Les récits ne diffèrent pas beaucoup selon l’âge des victimes. La seule différence concerne les actes qu’il impose à Sylvie, seule femme plaignante : une « dizaine de fois » depuis l’âge de 8 ans, l’accusé « lui demande de le masturber », sans que soient mentionnées des violences similaires à celles qu’il inflige au pénis de ses neveux. Sylvie est aussi la seule à mentionner une agression plus tardive, lorsqu’elle est « âgée de 19 ou 20 ans ». Tandis qu’elle dort chez lui parce qu’elle garde ses enfants, elle « sent une main qui caresse sa poitrine jusqu’au ventre par-dessus les couvertures. Cette main est celle de l’accusé ».
Plusieurs traits sont communs à cette affaire et aux autres que nous avons étudiées. D’abord, il n’y a jamais eu de silence. Il y a certes eu une volonté, de la part de l’auteur, d’imposer le secret en faisant peur à ses victimes : il menace ainsi Conrad de « le dénoncer au Bébé Afril, un personnage tel un clochard dont tous les enfants avaient peur dans le rang 2 à Saint-David-de-Falardeau ». Mais le silence n’est pas gardé, les victimes rapportant dans leur entourage le sentiment immédiat de l’anormalité de ces pratiques. Sylvie, par exemple, « sait que ce n’est pas correct et ne sent pas bien ». Conrad s’en ouvre à sa mère dès 5 ou 6 ans, « lui montrant son pénis bleuté », avant de se confier quelques années plus tard « à Mme Marie L., enseignante à Saint-David-de-Falardeau », qui « se présente à la maison pour rencontrer ses parents ». La parole circule également dans la fratrie à l’âge adulte : Sylvie dit à la police qu’elle savait déjà que « certains de ses frères et sœurs ont été abusés puisqu’ils en parlaient lors de rencontres familiales ». Comment expliquer alors l’absence de signalement à la police ou à la justice avant 2009? Au cours des procès, la raison le plus souvent avancée par le juge est que les enfants n’ont pas été cru-es. Lorsqu’ils et elles parlent, les enfants sont parfois battu-es. Les accusations de mensonge et les corrections qu’elles suscitent ferment la possibilité des échanges.
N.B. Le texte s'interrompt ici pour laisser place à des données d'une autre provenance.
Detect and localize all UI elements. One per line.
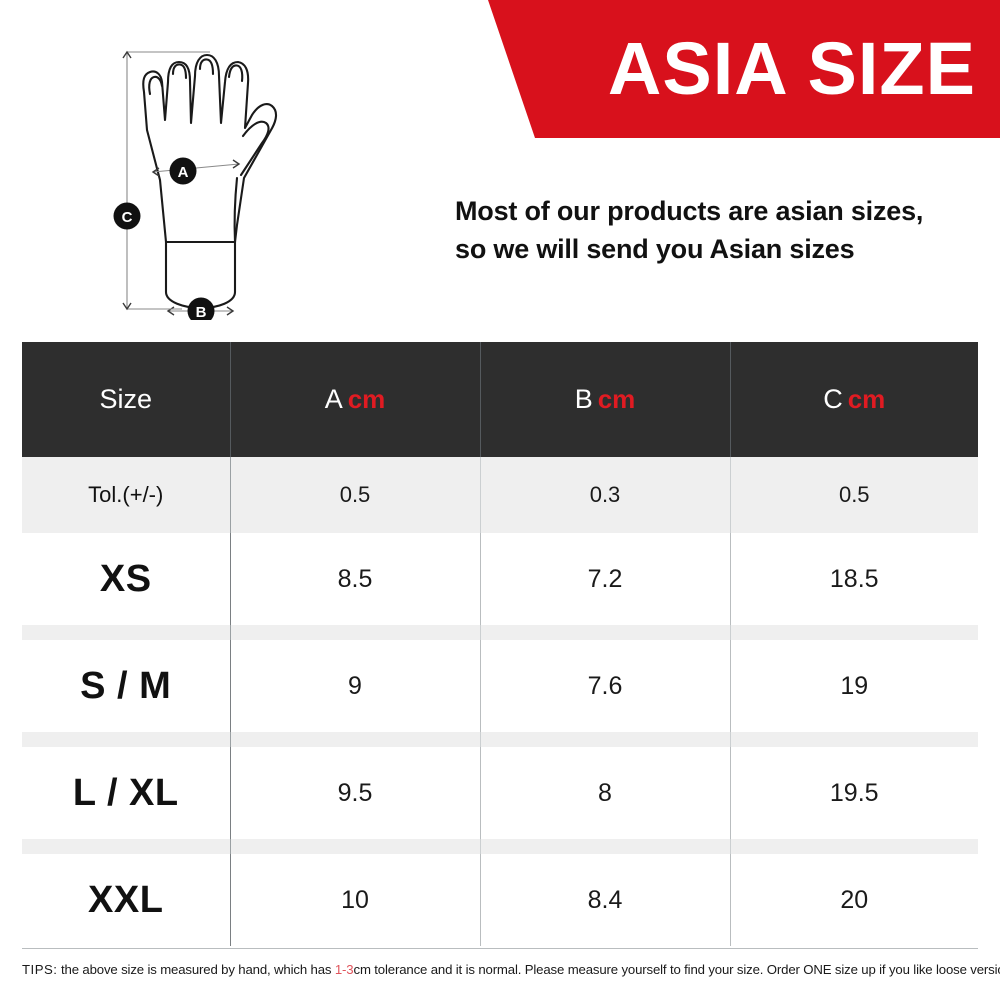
glove-measurement-diagram: A B C: [92, 20, 322, 320]
row-separator: [22, 839, 978, 854]
size-chart-table: Size Acm Bcm Ccm Tol.(+/-) 0.5 0.3 0.5 X…: [22, 342, 978, 946]
subtitle-line-1: Most of our products are asian sizes,: [455, 192, 985, 230]
column-header-a-letter: A: [325, 384, 343, 414]
marker-c: C: [114, 203, 141, 230]
cell-size: XS: [22, 533, 230, 625]
cell-c: 20: [730, 854, 978, 946]
column-header-c-unit: cm: [848, 384, 886, 414]
marker-b: B: [188, 298, 215, 321]
glove-shape: [143, 55, 276, 308]
cell-b: 8: [480, 747, 730, 839]
cell-a: 9: [230, 640, 480, 732]
cell-a: 8.5: [230, 533, 480, 625]
table-header-row: Size Acm Bcm Ccm: [22, 342, 978, 457]
separator-cell: [22, 839, 230, 854]
cell-a: 0.5: [230, 457, 480, 533]
column-header-b: Bcm: [480, 342, 730, 457]
cell-b: 8.4: [480, 854, 730, 946]
middle-inner-line: [200, 59, 213, 74]
column-header-b-unit: cm: [598, 384, 636, 414]
cell-c: 18.5: [730, 533, 978, 625]
cell-b: 7.2: [480, 533, 730, 625]
separator-cell: [480, 625, 730, 640]
row-separator: [22, 732, 978, 747]
cell-c: 19.5: [730, 747, 978, 839]
subtitle-line-2: so we will send you Asian sizes: [455, 230, 985, 268]
marker-a: A: [170, 158, 197, 185]
separator-cell: [730, 625, 978, 640]
separator-cell: [230, 625, 480, 640]
tips-part-1: the above size is measured by hand, whic…: [57, 962, 334, 977]
table-row: S / M 9 7.6 19: [22, 640, 978, 732]
ring-inner-line: [173, 64, 186, 78]
separator-cell: [230, 732, 480, 747]
column-header-b-letter: B: [575, 384, 593, 414]
tips-note: TIPS: the above size is measured by hand…: [22, 962, 982, 977]
glove-body-path: [143, 55, 276, 242]
marker-b-label: B: [196, 304, 207, 320]
cell-c: 0.5: [730, 457, 978, 533]
thumb-inner-line: [241, 122, 269, 175]
table-row: L / XL 9.5 8 19.5: [22, 747, 978, 839]
separator-cell: [730, 732, 978, 747]
asia-size-banner: ASIA SIZE: [480, 0, 1000, 138]
table-row: XS 8.5 7.2 18.5: [22, 533, 978, 625]
tips-highlight: 1-3: [335, 962, 354, 977]
cell-size: S / M: [22, 640, 230, 732]
index-inner-line: [229, 65, 242, 81]
separator-cell: [480, 732, 730, 747]
table-body: Tol.(+/-) 0.5 0.3 0.5 XS 8.5 7.2 18.5 S …: [22, 457, 978, 946]
table-row: Tol.(+/-) 0.5 0.3 0.5: [22, 457, 978, 533]
table-row: XXL 10 8.4 20: [22, 854, 978, 946]
cell-b: 7.6: [480, 640, 730, 732]
separator-cell: [22, 732, 230, 747]
cell-a: 9.5: [230, 747, 480, 839]
banner-title: ASIA SIZE: [608, 32, 976, 106]
column-header-size-label: Size: [99, 384, 152, 414]
pinky-inner-line: [149, 77, 162, 94]
column-header-a: Acm: [230, 342, 480, 457]
marker-a-label: A: [178, 164, 189, 181]
separator-cell: [730, 839, 978, 854]
marker-c-label: C: [122, 209, 133, 226]
tips-label: TIPS:: [22, 962, 57, 977]
column-header-a-unit: cm: [348, 384, 386, 414]
cell-size: Tol.(+/-): [22, 457, 230, 533]
cell-size: L / XL: [22, 747, 230, 839]
cell-b: 0.3: [480, 457, 730, 533]
row-separator: [22, 625, 978, 640]
separator-cell: [22, 625, 230, 640]
table-header: Size Acm Bcm Ccm: [22, 342, 978, 457]
tips-part-2: cm tolerance and it is normal. Please me…: [354, 962, 1000, 977]
separator-cell: [480, 839, 730, 854]
cell-a: 10: [230, 854, 480, 946]
cell-size: XXL: [22, 854, 230, 946]
column-header-c: Ccm: [730, 342, 978, 457]
table-bottom-rule: [22, 948, 978, 949]
cell-c: 19: [730, 640, 978, 732]
separator-cell: [230, 839, 480, 854]
subtitle-text: Most of our products are asian sizes, so…: [455, 192, 985, 269]
column-header-size: Size: [22, 342, 230, 457]
glove-outline-svg: A B C: [92, 20, 322, 320]
column-header-c-letter: C: [823, 384, 843, 414]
Jean-Yves estime par exemple avoir « trop gardé dans moi pis on a trop gardé dans nous autres ». Le procès est ainsi l’occasion de découvrir ces événements enfouis.
Le confinement de la parole, et les silences qu’il produit, fonctionne cependant autour d’un motif plus puissant que le fait de ne pas croire : ne pas diffuser la parole permet de protéger l’accusé, et par extension de protéger la famille. Dans l’affaire Savard, deux figures centrales de cette parole confinée se détachent. La grand-mère, d’abord, qui traite ses petits-enfants de menteurs-euses, mais qui est aussi, selon Jean-Yves, « notre grand-mère préférée ». Son décès en 1985 est un premier tournant. La mère des victimes est la seconde figure. Jean-Marc explique ainsi que dans les décennies qui ont suivi les faits, « à plusieurs occasions il en parle avec sa mère, mais cette dernière ne veut pas que ses enfants aillent en cour ». Sylvie explique de son côté que si les agressions étaient sues de leur mère, « cette dernière ne voulait pas qu’ils portent plainte, de peur de briser la famille ». Le décès de la mère, le 22 octobre 2008, est le tournant décisif : « le 22 avril 2009, [Conrad] se rend à Chicoutimi pour porter plainte à la police ». Les jugements donnent également à voir le rôle joué par la dépendance financière des plaignant-es. Le jugement souligne par exemple qu’à la fin des années 1970, tandis que Sylvie subissait de nouveaux attouchements, l’accusé avait accepté de « prêter de l’argent » à sa nièce « au vu de ses difficultés financières ». Durant cette période où ce dernier, décrit comme un « travailleur acharné et assidu », connaît une ascension sociale, Sylvie « ne parlera jamais des gestes de nature sexuelle qu’elle a subis ». Quelques années plus tard, en 1990, elle invitera même son oncle et son épouse à son mariage.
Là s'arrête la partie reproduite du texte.